Мама повела оставлявшего за собой табачный шлейф комиссара в кабинет. У нее сердце стучало – бум, бум, бум, а у меня – бам, бум, бом, потому что я созвал на срочный совет Черного Орла и Карсона – пешими, без лошадей, чтобы не шуметь. Галерея с окном была занята Лолой Маленькой, поэтому мне пришлось совершить безумный поступок: я, словно вор, проскользнул за диван, пока мама и полицейский двигали стулья и усаживались. Я в последний раз использовал диван как укрытие: у меня слишком выросли ноги. Мама вышла на минуту в коридор, чтобы сказать Лоле: меня не беспокоить, даже если в магазине случится пожар, ясно? Затем вернулась и плотно закрыла дверь. А мы – пятеро – остались внутри.
– Говорите, комиссар.
– Как я понимаю, вы дискредитировали меня перед его превосходительством губернатором.
– Я никого не дискредитирую и не критикую. Лишь требую информацию, на которую имею право.

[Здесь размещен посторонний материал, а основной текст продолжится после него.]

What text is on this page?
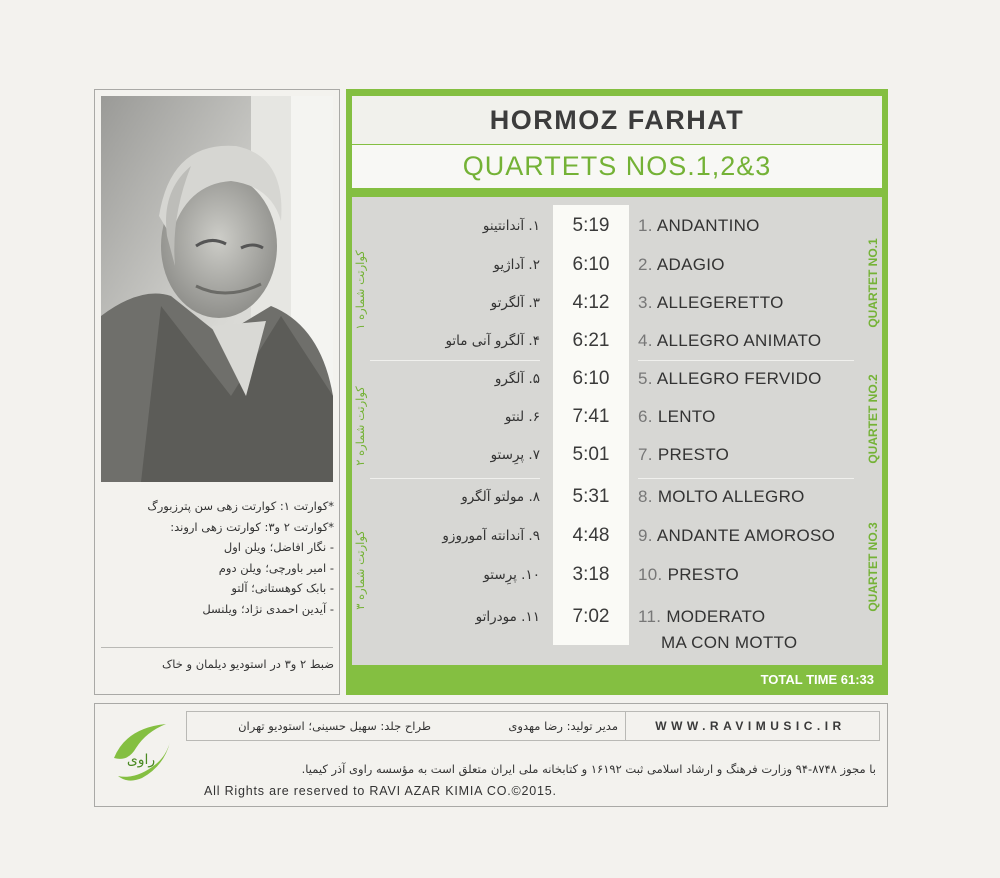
*کوارتت ۱: کوارتت زهی سن پترزبورگ
*کوارتت ۲ و۳: کوارتت زهی اروند:
- نگار افاضل؛ ویلن اول
- امیر باورچی؛ ویلن دوم
- بابک کوهستانی؛ آلتو
- آیدین احمدی نژاد؛ ویلنسل
ضبط ۲ و۳ در استودیو دیلمان و خاک
HORMOZ FARHAT
QUARTETS NOS.1,2&3
۱. آندانتینو	5:19	1. ANDANTINO
۲. آداژیو	6:10	2. ADAGIO
۳. آلگرتو	4:12	3. ALLEGERETTO
۴. آلگرو آنی ماتو	6:21	4. ALLEGRO ANIMATO
۵. آلگرو	6:10	5. ALLEGRO FERVIDO
۶. لنتو	7:41	6. LENTO
۷. پرِستو	5:01	7. PRESTO
۸. مولتو آلگرو	5:31	8. MOLTO ALLEGRO
۹. آندانته آموروزو	4:48	9. ANDANTE AMOROSO
۱۰. پرِستو	3:18	10. PRESTO
۱۱. مودراتو	7:02	11. MODERATO
MA CON MOTTO
QUARTET NO.1
QUARTET NO.2
QUARTET NO.3
کوارتت شماره ۱
کوارتت شماره ۲
کوارتت شماره ۳
TOTAL TIME 61:33
راوی
طراح جلد: سهیل حسینی؛ استودیو تهران	مدیر تولید: رضا مهدوی	WWW.RAVIMUSIC.IR
با مجوز ۸۷۴۸-۹۴ وزارت فرهنگ و ارشاد اسلامی ثبت ۱۶۱۹۲ و کتابخانه ملی ایران متعلق است به مؤسسه راوی آذر کیمیا.
All Rights are reserved to RAVI AZAR KIMIA CO.©2015.
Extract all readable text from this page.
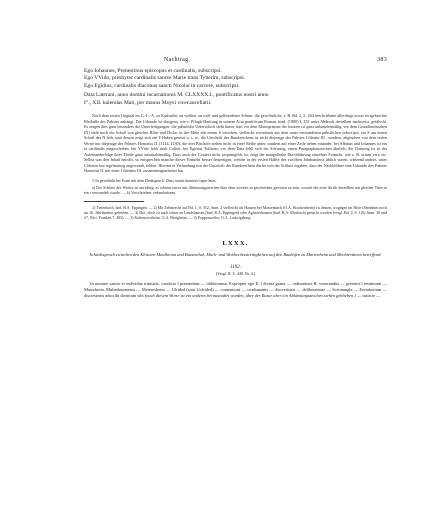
Nachtrag.	383
Ego Iohannes, Prenestinus episcopus et cardinalis, subscripsi.
Ego VVido, presbyter cardinalis sancte Marie trans Tyberim, subscripsi.
Ego Egidius, cardinalis diaconus sancti Nicolai in carcere, subscripsi.
Data Laterani, anno domini incarnationis M. CLXXXX.I., pontificatus nostri anno
I°., XII. kalendas Maii, per manus Moysi vicecancellarii.
Nach dem ersten Original im G.-L.-A. zu Karlsruhe, an weißen, an roth- und gelbseidener Schnur, die gewöhnliche, s. B. Bd. 2, S. 264 beschriebene allerdings etwas fortgebrochte Bleibulle des Pabstes anhängt. Die Urkunde ist übrigens, wie v. Pflugk-Harttung in seinem Acta pontificum Roman. ined. (1880) I, 353 unter Abdruck derselben nachweist, gefälscht. Es zeigen dies ganz besonders die Unterfertigungen: die päbstliche Unterschrift steht hinter statt vor dem Monogramm; die letztere ist ganz unkanzleimäßig, vor dem Grundbuchstaben (N) steht noch ein Schaft von gleicher Höhe und Dicke, in der Mitte mit einem S versehen, vielleicht erwachsen aus dem unter verstandenen päbstlichen subscripsi, ein S am ersten Schaft des N höh, statt dessen zeigt sich ein T-Haken gesetzt u. s. w.; die Unschrift des Rundzeichens ist nicht diejenige des Pabstes Cölestin III., sondern, abgesehen von dem ersten Worte nur diejenige des Pabstes Honorius II. (1124–1130); die drei Bischöfe stehen nicht in einer Reihe unter, sondern auf einer Zeile neben einander, bei Albinus und Iohannes ist ein et cardinalis eingeschoben, bei VVido fehlt tituli Calixti, bei Egidius Tulliano; vor dem Data fehlt sich ein Schwung, einen Paragraphenzeichen ähnlich; die Datirung ist in der Aufeinanderfolge ihrer Theile ganz unkanzleimäßig. Dass auch der Context nicht ursprünglich ist, zeigt die mangelhafte Durchführung einzelner Formeln, wie z. B. ortum vero etc. Selbst was den Inhalt betrifft, so entsprechen manche dieser Formeln besser denjenigen, welche in der ersten Hälfte des zwölften Jahrhunderts üblich waren, während andere, unter Cölestin fast regelmässig angewandt, fehlen. Hiermit in Verbindung mit der Unschrift des Rundzeichens dürfte sich der Schluss ergeben, dass der Nachbildner eine Urkunde des Pabstes Honorius II. mit einer Cölestins III. zusammengearbeitet hat.

¹) In gewöhnlicher Form mit dem Denkspruch: Deus omnis dominet super buas.

a) Der Schluss des Wortes ist unrichtig; es scheint zuvor mit Abkürzungszeichen über dem zweiten m geschrieben gewesen zu sein, worauf der erste Strich desselben mit gleicher Tinte in ein r verwandelt wurde. — b) Verschrieben: redundationes.

1) Tiefenbach, bad. B.A. Eppingen. — 2) Mit Zehntrecht auf Bd. 1, S. 352, Anm. 2 vielleicht als Hausen bei Massenbach (O.A. Brackenheim) zu deuten, wogegen im Hofe Odenheim noch im 16. Jahrhundert gehörten. — 3) Hof, doch ist auch schon an Landshausen (bad. B.A. Eppingen) oder Aglasterhausen (bad. B.A. Mosbach) gedacht worden (vergl. Bd. 2, S. 126, Anm. 18 und 27, Wirt. Franken 7, 403). — 3) Kaltenwestheim, O.A. Besigheim. — 4) Poppenweiler, O.A. Ludwigsburg.

LXXX.
Schiedsspruch zwischen den Klöstern Maulbronn und Bussenthal, Mark- und Weidrechtsstreitigkeiten auf den Bauhöfen zu Marrenheim und Mechtersheim betreffend.
1192.
(Vergl. II, S. 448, Nr. 4.)
In nomine sancte et individue trinitatis. condicio ‖ presentium — obliterantur. Expropter ego E. ‖ divina gratia — ordinatione R. venerandus — presenti ‖ testimonii — Marrebrein, Mulenbrunnensi — Meteresheim — Ulrided (statt Uolrided) — contentioni — coadunantis — discretionis — deliberatione — Sceonangle — Erembertum — discretionis adscribi divinium sibi (nach diesem Worte ist ein anderes herausradirt worden, über der Rasur aber ein Abkürzungszeichen stehen geblieben.) — iusticie —
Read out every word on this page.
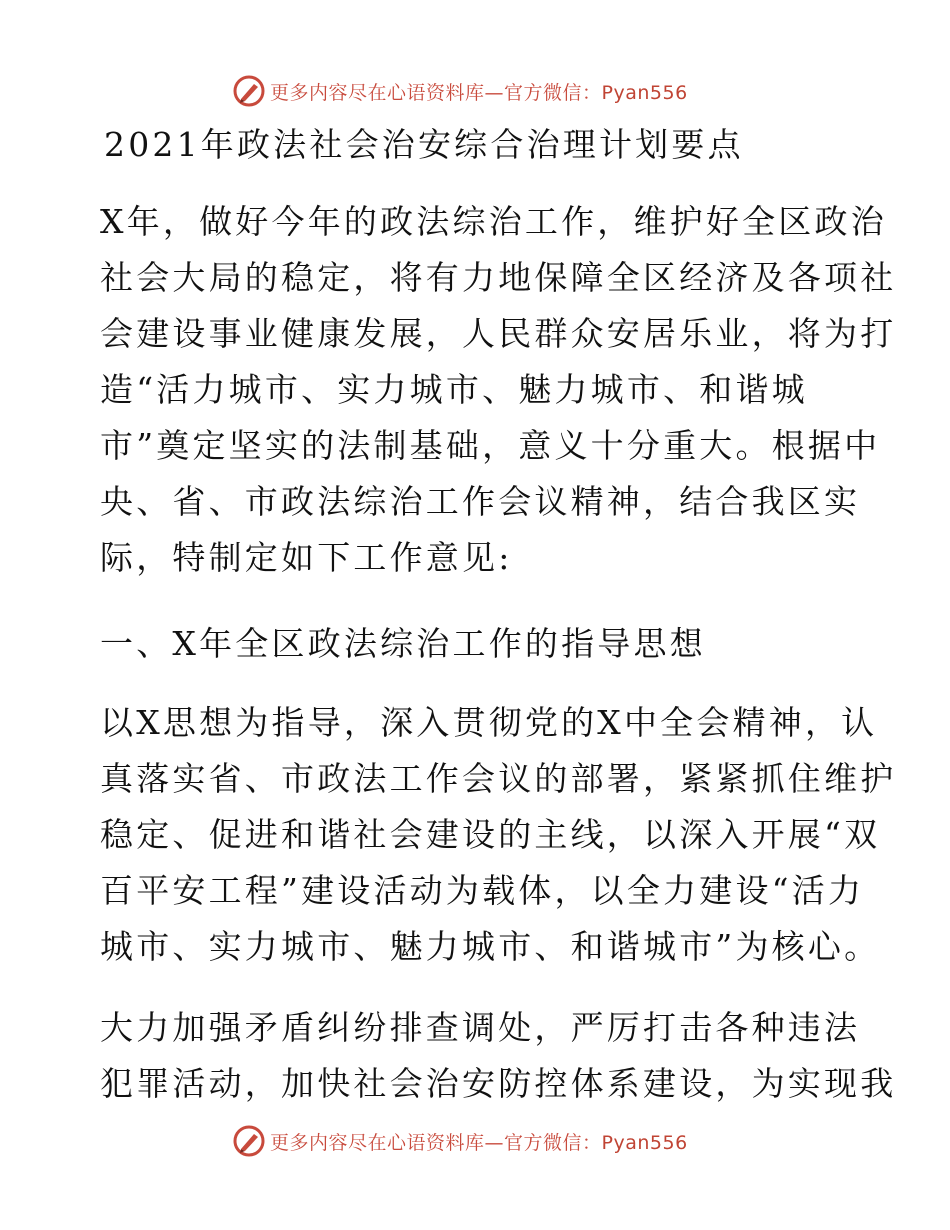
更多内容尽在心语资料库—官方微信：Pyan556
2021年政法社会治安综合治理计划要点
X年，做好今年的政法综治工作，维护好全区政治
社会大局的稳定，将有力地保障全区经济及各项社
会建设事业健康发展，人民群众安居乐业，将为打
造“活力城市、实力城市、魅力城市、和谐城
市”奠定坚实的法制基础，意义十分重大。根据中
央、省、市政法综治工作会议精神，结合我区实
际，特制定如下工作意见:
一、X年全区政法综治工作的指导思想
以X思想为指导，深入贯彻党的X中全会精神，认
真落实省、市政法工作会议的部署，紧紧抓住维护
稳定、促进和谐社会建设的主线，以深入开展“双
百平安工程”建设活动为载体，以全力建设“活力
城市、实力城市、魅力城市、和谐城市”为核心。
大力加强矛盾纠纷排查调处，严厉打击各种违法
犯罪活动，加快社会治安防控体系建设，为实现我
更多内容尽在心语资料库—官方微信：Pyan556
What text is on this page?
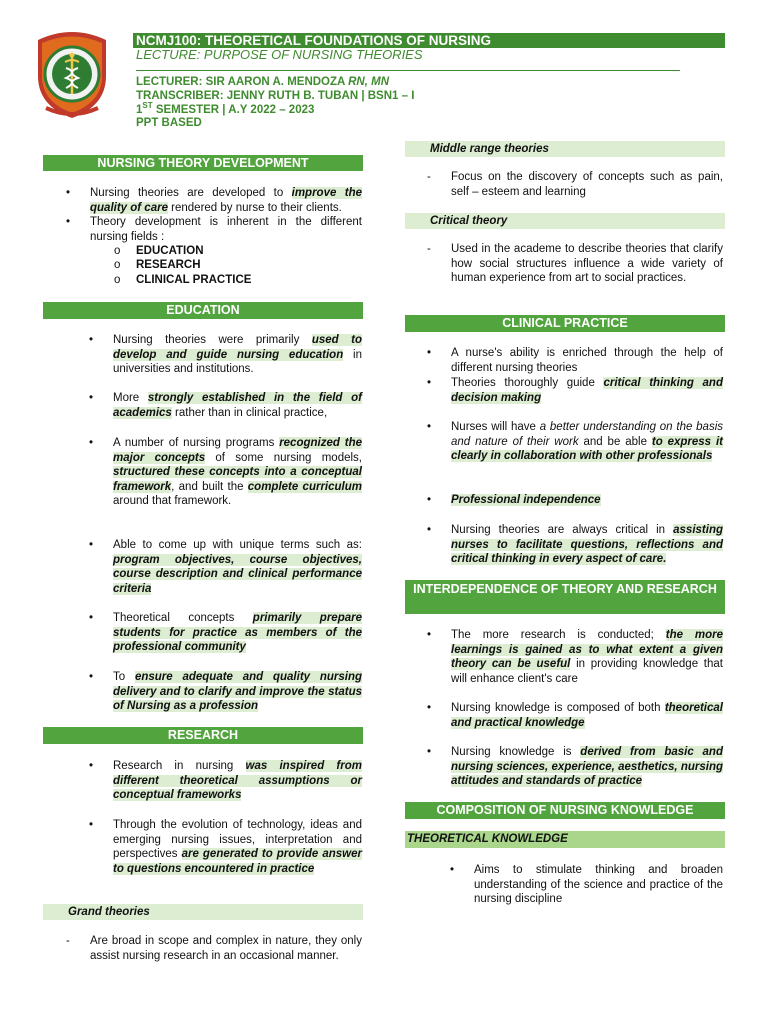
NCMJ100: THEORETICAL FOUNDATIONS OF NURSING
LECTURE: PURPOSE OF NURSING THEORIES
LECTURER: SIR AARON A. MENDOZA RN, MN
TRANSCRIBER: JENNY RUTH B. TUBAN | BSN1 – I
1ST SEMESTER | A.Y 2022 – 2023
PPT BASED
NURSING THEORY DEVELOPMENT
• Nursing theories are developed to improve the quality of care rendered by nurse to their clients.
• Theory development is inherent in the different nursing fields :
o EDUCATION
o RESEARCH
o CLINICAL PRACTICE
EDUCATION
• Nursing theories were primarily used to develop and guide nursing education in universities and institutions.
• More strongly established in the field of academics rather than in clinical practice,
• A number of nursing programs recognized the major concepts of some nursing models, structured these concepts into a conceptual framework, and built the complete curriculum around that framework.
• Able to come up with unique terms such as: program objectives, course objectives, course description and clinical performance criteria
• Theoretical concepts primarily prepare students for practice as members of the professional community
• To ensure adequate and quality nursing delivery and to clarify and improve the status of Nursing as a profession
RESEARCH
• Research in nursing was inspired from different theoretical assumptions or conceptual frameworks
• Through the evolution of technology, ideas and emerging nursing issues, interpretation and perspectives are generated to provide answer to questions encountered in practice
Grand theories
- Are broad in scope and complex in nature, they only assist nursing research in an occasional manner.
Middle range theories
- Focus on the discovery of concepts such as pain, self – esteem and learning
Critical theory
- Used in the academe to describe theories that clarify how social structures influence a wide variety of human experience from art to social practices.
CLINICAL PRACTICE
• A nurse's ability is enriched through the help of different nursing theories
• Theories thoroughly guide critical thinking and decision making
• Nurses will have a better understanding on the basis and nature of their work and be able to express it clearly in collaboration with other professionals
• Professional independence
• Nursing theories are always critical in assisting nurses to facilitate questions, reflections and critical thinking in every aspect of care.
INTERDEPENDENCE OF THEORY AND RESEARCH
• The more research is conducted; the more learnings is gained as to what extent a given theory can be useful in providing knowledge that will enhance client's care
• Nursing knowledge is composed of both theoretical and practical knowledge
• Nursing knowledge is derived from basic and nursing sciences, experience, aesthetics, nursing attitudes and standards of practice
COMPOSITION OF NURSING KNOWLEDGE
THEORETICAL KNOWLEDGE
• Aims to stimulate thinking and broaden understanding of the science and practice of the nursing discipline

– Что ж, сейчас вы ее получите. И уж постарайтесь понять ситуацию.
– Уж постараюсь, – ответила она иронично. Я молча аплодировал ей, как когда-то аплодировала мне лучшая в мире супруга лучшего в мире палеографа.
– С сожалением вынужден сообщить вам, что если мы копнем глубже жизнь вашего мужа, то обнаружим весьма неприятные вещи. Хотите услышать?
– Еще как!
Думаю, что маму после появления моего итальянского ангела (я любовно глажу медальон, который тайком ношу на шее) уже сложно удивить. Поэтому она прибавляет: начинайте, комиссар.
– Предупреждаю, вы потом скажете, что я все выдумал и вы не верите.
– И все-таки попробуйте.
– Очень хорошо.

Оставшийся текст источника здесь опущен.